“At that time the kingdom of heaven will be like ten virgins who took their lamps and went out to meet the bridegroom. 2 Five of them were foolish and five were wise. 3 The foolish ones took their lamps but did not take any oil with them. 4 The wise ones, however, took oil in jars along with their lamps. 5 The bridegroom was a long time in coming, and they all became drowsy and fell asleep.
6 “At midnight the cry rang out: ‘Here’s the bridegroom! Come out to meet him!’
7 “Then all the virgins woke up and trimmed their lamps. 8 The foolish ones said to the wise, ‘Give us some of your oil; our lamps are going out.’
9 “‘No,’ they replied, ‘there may not be enough for both us and you. Instead, go to those who sell oil and buy some for yourselves.’
10 “But while they were on their way to buy the oil, the bridegroom arrived. The virgins who were ready went in with him to the wedding banquet. And the door was shut.
11 “Later the others also came. ‘Lord, Lord,’ they said, ‘open the door for us!’
12 “But he replied, ‘Truly I tell you, I don’t know you.’
13 “Therefore keep watch, because you do not know the day or the hour. Matthew 25:1-13
This passage doesn’t make a lot of sense to a Western mindset, but it would have back then.
As BibleHub pointed out, “Jewish custom required the bridesmaids to wait at the bridegroom’s house, to receive him and the bride, and as this was commonly after sunset, they were provided with lamps or torches.”
“On the appointed day, the bridegroom, accompanied by his friends, proceeded to the bride’s house, and thence escorted her, with her attendant maidens and friends, to his own or his parents’ home. In the parable, however, the proceedings are somewhat different. Here the bridegroom is not in the town, but somewhere at a distance, so that, though the day is settled, the exact hour of his arrival is uncertain. He will come in the course of the night, and the virgins who are to meet him have assembled in the house where the wedding is to take place. They wait for the summons to go forth and meet the bridegroom and conduct him to the bridal place; and when the signal is given that he is approaching, they set forth on the road, each bearing her lamp.”

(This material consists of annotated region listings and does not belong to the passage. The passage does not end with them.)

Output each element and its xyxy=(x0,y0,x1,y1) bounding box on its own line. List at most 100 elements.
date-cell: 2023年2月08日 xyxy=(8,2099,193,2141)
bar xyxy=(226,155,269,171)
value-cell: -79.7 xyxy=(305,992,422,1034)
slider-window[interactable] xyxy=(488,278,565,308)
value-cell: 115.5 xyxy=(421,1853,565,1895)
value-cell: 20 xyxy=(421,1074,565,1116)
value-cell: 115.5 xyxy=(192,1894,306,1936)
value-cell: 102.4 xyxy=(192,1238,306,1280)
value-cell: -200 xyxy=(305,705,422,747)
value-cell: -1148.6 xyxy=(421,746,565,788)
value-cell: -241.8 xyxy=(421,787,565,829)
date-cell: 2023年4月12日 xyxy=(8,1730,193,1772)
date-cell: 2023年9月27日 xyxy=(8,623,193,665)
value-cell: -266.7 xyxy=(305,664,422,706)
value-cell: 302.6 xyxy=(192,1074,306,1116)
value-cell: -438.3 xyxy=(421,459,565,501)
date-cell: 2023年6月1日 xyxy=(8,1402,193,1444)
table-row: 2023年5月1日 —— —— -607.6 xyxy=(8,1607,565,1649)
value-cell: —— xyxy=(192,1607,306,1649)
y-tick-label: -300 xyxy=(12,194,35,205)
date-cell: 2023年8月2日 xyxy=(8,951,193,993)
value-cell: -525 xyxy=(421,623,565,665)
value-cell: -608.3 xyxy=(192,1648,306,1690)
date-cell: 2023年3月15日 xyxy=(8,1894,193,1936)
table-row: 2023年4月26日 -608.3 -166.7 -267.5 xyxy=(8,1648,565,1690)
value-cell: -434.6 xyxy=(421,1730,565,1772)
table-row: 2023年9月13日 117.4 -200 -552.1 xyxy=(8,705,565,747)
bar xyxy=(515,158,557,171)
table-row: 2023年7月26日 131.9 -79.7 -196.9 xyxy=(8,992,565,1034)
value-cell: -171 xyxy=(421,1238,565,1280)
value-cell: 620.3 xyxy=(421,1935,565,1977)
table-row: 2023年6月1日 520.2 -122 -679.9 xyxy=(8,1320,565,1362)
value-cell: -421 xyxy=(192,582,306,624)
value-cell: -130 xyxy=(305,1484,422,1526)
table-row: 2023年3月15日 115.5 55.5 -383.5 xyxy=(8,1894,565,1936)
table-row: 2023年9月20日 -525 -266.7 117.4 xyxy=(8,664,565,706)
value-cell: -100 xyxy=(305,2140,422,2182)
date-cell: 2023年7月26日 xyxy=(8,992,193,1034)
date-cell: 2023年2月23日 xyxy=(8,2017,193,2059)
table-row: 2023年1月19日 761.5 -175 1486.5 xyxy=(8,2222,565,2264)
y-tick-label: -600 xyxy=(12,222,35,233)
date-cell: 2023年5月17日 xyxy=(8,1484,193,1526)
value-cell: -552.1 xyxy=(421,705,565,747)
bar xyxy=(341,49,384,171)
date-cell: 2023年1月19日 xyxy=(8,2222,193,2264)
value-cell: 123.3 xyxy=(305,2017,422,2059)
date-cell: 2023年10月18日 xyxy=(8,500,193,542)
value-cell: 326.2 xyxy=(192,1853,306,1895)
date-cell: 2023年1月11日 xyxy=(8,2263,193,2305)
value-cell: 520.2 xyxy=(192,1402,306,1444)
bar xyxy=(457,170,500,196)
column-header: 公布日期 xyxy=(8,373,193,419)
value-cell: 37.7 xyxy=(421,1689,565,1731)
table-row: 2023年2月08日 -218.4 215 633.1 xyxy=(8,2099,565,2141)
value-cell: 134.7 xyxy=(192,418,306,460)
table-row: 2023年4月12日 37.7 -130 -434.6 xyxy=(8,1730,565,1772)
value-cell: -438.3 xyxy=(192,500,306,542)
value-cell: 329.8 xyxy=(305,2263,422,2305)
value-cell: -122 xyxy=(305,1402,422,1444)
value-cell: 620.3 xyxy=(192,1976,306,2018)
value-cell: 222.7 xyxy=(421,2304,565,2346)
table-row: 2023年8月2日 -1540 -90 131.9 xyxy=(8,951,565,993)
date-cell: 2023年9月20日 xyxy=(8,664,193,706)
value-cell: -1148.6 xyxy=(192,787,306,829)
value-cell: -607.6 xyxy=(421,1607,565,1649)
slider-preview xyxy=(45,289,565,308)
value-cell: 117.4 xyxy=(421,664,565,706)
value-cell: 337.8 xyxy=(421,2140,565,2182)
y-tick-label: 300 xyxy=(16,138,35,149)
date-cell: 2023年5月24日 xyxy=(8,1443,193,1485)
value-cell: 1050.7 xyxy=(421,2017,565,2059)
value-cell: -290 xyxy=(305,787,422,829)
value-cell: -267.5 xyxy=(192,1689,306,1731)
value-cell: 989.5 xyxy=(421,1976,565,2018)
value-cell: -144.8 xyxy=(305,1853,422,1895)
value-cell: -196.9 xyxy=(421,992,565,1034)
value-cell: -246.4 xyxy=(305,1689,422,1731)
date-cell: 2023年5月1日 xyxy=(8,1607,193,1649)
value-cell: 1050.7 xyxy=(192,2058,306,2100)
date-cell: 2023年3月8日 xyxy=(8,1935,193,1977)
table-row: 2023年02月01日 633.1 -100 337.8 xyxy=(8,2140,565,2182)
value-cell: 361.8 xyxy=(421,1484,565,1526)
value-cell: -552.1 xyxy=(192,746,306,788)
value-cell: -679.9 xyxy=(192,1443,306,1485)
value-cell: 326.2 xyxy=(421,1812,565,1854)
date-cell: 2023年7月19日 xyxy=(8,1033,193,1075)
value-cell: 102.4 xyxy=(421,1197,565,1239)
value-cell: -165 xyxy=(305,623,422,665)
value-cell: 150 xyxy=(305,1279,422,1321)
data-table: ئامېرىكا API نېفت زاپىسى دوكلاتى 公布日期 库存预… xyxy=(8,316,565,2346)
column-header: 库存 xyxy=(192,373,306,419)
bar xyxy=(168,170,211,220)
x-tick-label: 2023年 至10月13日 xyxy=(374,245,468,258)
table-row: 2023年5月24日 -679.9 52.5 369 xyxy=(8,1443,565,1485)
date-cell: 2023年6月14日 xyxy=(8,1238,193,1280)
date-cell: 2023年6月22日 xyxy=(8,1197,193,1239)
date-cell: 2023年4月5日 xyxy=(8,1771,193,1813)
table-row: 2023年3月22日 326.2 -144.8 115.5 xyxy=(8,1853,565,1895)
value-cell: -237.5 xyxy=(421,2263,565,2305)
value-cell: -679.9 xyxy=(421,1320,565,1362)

Verse 13 is a very clear summary and point to the story: keep watch.
What does that really mean?
Consider the wife of a soldier returning from war. She’s dressed up and waiting at the airport (when you could do that), and she’s looking around people to see her man in uniform. She’s waiting in excited anticipation for the man she hasn’t seen in a year. He’s finally coming home.
Even though we have the day to day grind we’re in here on earth, we realize that maybe today – yes, maybe today – we will see Him return. We cast off all the end times analysis that hinders His return from being imminent (i.e., He couldn’t possibly return now because….), and we, like the military wife, wait eagerly for His return.
Remember, we still don’t know the day or hour.